Your Media Business Will Not Be Saved - nichodges
https://medium.com/@joshuatopolsky/your-media-business-will-not-be-saved-1b0716b5010c
======
DiabloD3
>Your problem is that you make shit. A lot of shit. Cheap shit. And no one
cares about you or your cheap shit. And an increasingly aware, connected, and
mutable audience is onto your cheap shit. They don’t want your cheap shit.
They want the good shit. And they will go to find it somewhere. Hell, they’ll
even pay for it.

I have said this almost verbatim to many many people, and they stare at me
like I've grown two heads, and I don't get why. Content attracts eyeballs, bad
content burns eyeballs.
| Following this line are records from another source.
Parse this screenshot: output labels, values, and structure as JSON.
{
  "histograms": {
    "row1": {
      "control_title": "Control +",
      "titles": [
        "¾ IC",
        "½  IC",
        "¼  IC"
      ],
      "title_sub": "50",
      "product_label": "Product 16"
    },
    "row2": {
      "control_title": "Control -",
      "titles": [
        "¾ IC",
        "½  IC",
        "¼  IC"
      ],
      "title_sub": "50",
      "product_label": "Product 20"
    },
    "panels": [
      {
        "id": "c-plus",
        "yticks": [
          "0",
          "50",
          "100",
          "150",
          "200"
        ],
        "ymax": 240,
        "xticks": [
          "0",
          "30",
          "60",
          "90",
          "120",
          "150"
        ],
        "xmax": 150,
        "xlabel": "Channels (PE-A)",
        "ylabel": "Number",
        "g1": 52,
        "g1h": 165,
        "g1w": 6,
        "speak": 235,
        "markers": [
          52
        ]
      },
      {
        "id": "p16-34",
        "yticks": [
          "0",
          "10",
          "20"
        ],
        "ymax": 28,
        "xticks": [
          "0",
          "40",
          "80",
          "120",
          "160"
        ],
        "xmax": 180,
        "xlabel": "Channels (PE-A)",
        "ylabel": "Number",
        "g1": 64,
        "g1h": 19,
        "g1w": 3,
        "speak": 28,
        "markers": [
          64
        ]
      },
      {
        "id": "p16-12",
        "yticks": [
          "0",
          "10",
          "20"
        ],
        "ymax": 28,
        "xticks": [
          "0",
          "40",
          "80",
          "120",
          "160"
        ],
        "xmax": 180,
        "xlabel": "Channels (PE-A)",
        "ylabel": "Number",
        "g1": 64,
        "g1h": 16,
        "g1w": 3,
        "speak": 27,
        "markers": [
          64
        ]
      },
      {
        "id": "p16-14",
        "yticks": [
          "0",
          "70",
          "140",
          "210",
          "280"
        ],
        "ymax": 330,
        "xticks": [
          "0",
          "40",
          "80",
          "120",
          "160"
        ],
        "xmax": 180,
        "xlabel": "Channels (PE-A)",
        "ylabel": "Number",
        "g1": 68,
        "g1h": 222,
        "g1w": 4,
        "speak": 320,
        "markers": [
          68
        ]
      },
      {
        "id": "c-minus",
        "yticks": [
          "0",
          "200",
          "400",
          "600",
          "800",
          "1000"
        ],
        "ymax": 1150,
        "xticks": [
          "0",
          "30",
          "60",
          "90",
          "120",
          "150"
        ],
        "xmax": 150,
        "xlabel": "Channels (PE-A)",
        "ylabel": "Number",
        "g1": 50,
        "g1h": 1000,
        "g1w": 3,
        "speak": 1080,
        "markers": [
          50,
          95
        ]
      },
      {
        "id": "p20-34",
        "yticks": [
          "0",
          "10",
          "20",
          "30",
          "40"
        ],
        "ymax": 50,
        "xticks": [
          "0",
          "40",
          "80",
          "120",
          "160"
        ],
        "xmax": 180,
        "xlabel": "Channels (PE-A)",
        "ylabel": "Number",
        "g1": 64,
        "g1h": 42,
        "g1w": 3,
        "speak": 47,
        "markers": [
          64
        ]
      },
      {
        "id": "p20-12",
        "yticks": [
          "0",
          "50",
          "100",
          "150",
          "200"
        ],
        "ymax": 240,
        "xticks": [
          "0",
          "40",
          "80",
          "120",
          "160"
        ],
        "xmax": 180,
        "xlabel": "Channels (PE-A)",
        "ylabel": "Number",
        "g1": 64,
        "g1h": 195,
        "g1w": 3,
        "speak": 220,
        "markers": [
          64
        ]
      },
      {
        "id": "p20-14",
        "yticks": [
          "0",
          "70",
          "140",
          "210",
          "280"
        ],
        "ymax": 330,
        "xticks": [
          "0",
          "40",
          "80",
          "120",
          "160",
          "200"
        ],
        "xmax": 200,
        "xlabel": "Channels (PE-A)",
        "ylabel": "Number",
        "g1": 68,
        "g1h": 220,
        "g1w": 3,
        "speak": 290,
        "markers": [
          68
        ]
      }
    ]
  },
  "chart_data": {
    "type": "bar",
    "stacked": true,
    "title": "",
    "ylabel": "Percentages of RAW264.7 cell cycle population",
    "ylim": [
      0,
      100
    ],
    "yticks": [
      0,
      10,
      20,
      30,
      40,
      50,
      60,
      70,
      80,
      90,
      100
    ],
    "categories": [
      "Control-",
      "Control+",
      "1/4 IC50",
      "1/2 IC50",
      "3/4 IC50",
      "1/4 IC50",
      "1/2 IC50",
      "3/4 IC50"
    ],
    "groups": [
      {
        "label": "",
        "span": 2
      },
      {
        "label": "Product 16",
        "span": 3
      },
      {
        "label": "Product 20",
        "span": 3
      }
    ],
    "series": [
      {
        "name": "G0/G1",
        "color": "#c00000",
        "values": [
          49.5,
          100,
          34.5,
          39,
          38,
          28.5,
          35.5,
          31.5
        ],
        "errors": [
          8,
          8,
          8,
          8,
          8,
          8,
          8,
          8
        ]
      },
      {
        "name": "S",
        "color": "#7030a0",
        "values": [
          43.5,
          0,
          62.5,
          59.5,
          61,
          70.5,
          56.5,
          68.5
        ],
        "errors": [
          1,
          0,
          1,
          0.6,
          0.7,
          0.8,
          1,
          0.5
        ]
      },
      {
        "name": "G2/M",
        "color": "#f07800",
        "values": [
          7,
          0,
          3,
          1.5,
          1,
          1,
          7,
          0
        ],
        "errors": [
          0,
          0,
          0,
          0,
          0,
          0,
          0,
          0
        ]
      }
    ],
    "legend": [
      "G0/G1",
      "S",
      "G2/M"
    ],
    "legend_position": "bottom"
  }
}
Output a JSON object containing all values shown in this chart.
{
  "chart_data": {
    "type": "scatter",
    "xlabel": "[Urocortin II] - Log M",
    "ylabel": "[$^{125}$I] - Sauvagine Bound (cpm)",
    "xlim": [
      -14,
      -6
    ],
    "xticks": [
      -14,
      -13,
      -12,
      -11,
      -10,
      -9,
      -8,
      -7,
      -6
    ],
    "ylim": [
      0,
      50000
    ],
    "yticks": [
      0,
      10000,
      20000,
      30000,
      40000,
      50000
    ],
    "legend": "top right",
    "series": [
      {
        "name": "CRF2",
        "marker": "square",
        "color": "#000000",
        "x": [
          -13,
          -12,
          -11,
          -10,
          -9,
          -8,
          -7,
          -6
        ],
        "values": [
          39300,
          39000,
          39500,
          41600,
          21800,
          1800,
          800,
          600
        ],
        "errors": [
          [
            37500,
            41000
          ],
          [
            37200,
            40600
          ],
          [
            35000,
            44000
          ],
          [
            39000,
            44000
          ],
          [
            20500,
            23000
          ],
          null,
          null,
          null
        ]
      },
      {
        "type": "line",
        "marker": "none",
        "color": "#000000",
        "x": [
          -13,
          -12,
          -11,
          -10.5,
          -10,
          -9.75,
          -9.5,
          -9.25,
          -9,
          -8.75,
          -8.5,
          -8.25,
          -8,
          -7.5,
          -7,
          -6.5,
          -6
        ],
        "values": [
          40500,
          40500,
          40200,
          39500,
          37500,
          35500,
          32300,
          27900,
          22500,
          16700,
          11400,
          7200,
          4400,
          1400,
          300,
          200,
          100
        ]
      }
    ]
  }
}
This is why TV dying (and depending on who you ask,
already dead), this is why radio is basically dead, this is why content
delivery systems that have large libraries full of good things have won the
battle (Netflix, et al.).

If you don't fuck up, you win. Big media doesn't understand this basic rule
anymore. You can't buy eyeballs anymore, not like you used to. You have to
give them a reason to stay, because no one cares about your branding; no one
cares that CNN said it, or it aired on CBS prime time, or even it was some NPR
podcast. They are if it is accurate and/or sufficiently entertaining or
thought provoking.

If you have a history of producing good content, people will
subscribe/follow/whatever. If you have a history of producing bad content,
people will tell other people. The worst case? You Fox News it, and an echo
chamber of people hating your brand engulfs your entire company and slowly
burns it to the ground.